BEN: Good Romney analysis. I think if ever there were a time for a candidate to refuse to bend to the base’s every desire during the primary, this would have been it. What was the base going to do if Mitt didn’t pretend to be sufficiently conservative? Nominate Santorum or Gingrich? But hindsight is 20/20.
Foresight, on the other hand. Christie will be an interesting case, mostly reliant on the state of the GOP: the same qualities that might make him appealing in a general election would have doomed him in the 2012 Republican primary. And first he has to get through a 2014 gubernatorial race against Cory Booker (which is probably what all his post-hurricane posturing was really about). Since it seems obligatory to mention Marco Rubio when discussing 2016, I’ll throw in this negative take from Daniel Larison, a great conservative writer I discovered and then read regularly during this campaign.

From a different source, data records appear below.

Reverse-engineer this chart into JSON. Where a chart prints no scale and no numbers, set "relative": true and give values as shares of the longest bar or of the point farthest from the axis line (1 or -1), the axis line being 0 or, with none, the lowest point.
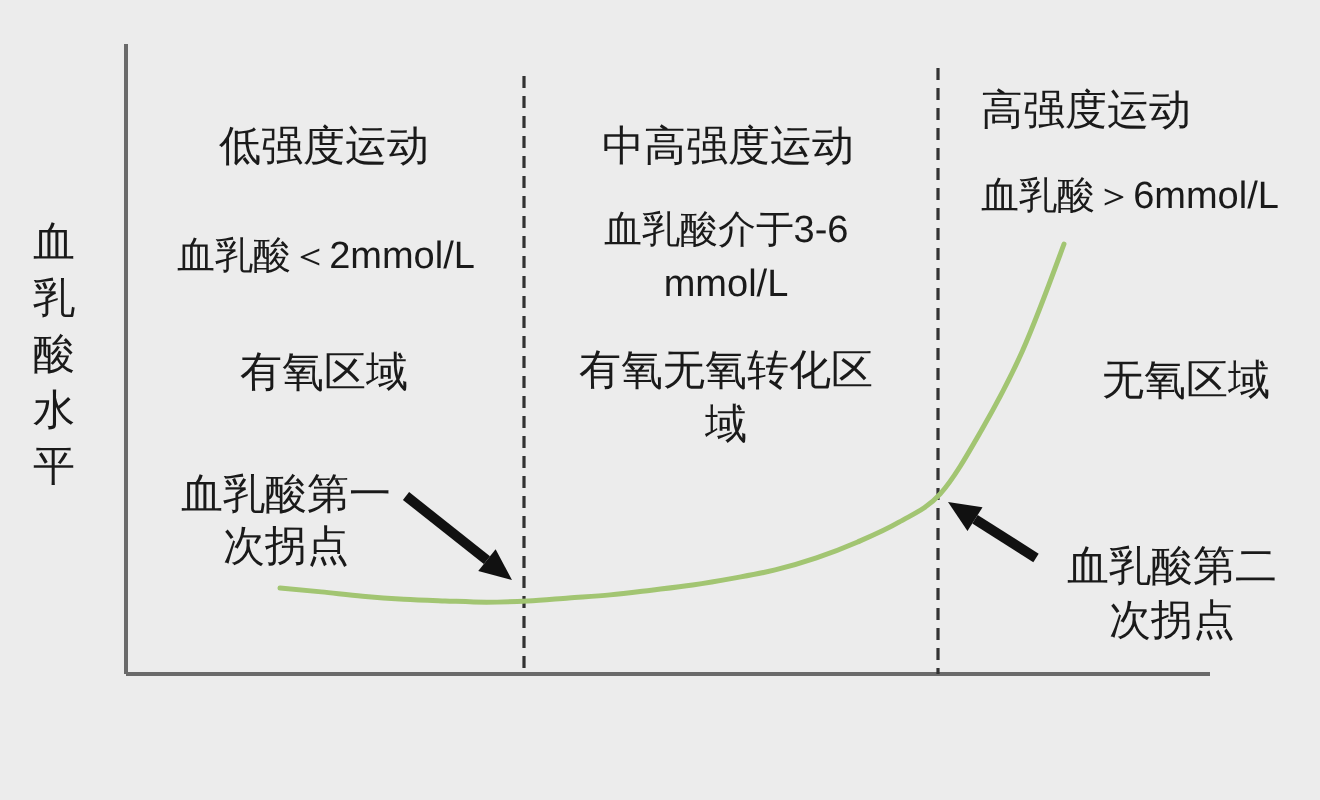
{
  "chart_data": {
    "type": "line",
    "ylabel": "血乳酸水平",
    "relative": true,
    "categories": [
      null,
      null,
      null,
      null,
      null,
      null,
      null,
      null,
      null,
      null,
      null,
      null,
      null,
      null,
      null,
      null,
      null,
      null,
      null,
      null
    ],
    "series": [
      {
        "color": "#a2c572",
        "values": [
          0.2,
          0.191,
          0.181,
          0.174,
          0.17,
          0.167,
          0.17,
          0.177,
          0.184,
          0.195,
          0.207,
          0.223,
          0.242,
          0.27,
          0.307,
          0.353,
          0.419,
          0.567,
          0.753,
          1
        ]
      }
    ],
    "annotations": [
      "低强度运动",
      "血乳酸＜2mmol/L",
      "有氧区域",
      "中高强度运动",
      "血乳酸介于3-6mmol/L",
      "有氧无氧转化区域",
      "高强度运动",
      "血乳酸＞6mmol/L",
      "无氧区域",
      "血乳酸第一次拐点",
      "血乳酸第二次拐点"
    ]
  }
}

As for the Dems, the interesting (terrifying) question is: what if Hillary doesn’t run? I’ve heard Andrew Cuomo (bleh), Martin O’Malley (bleh again), Michael Bloomberg (LOL), and Liz Warren, which I’d like to kibosh right now. You love her, I love her, everyone loves her, but A) she needs to spend some time in office first, and B) I don’t care how populist she is, she’d be waaaay too easy to caricature as a Massachusetts liberal. What about Sherrod Brown? How could we not vote for this? As a commenter says, “White boy don’t got rhythm, but he does have the middle class’s back.”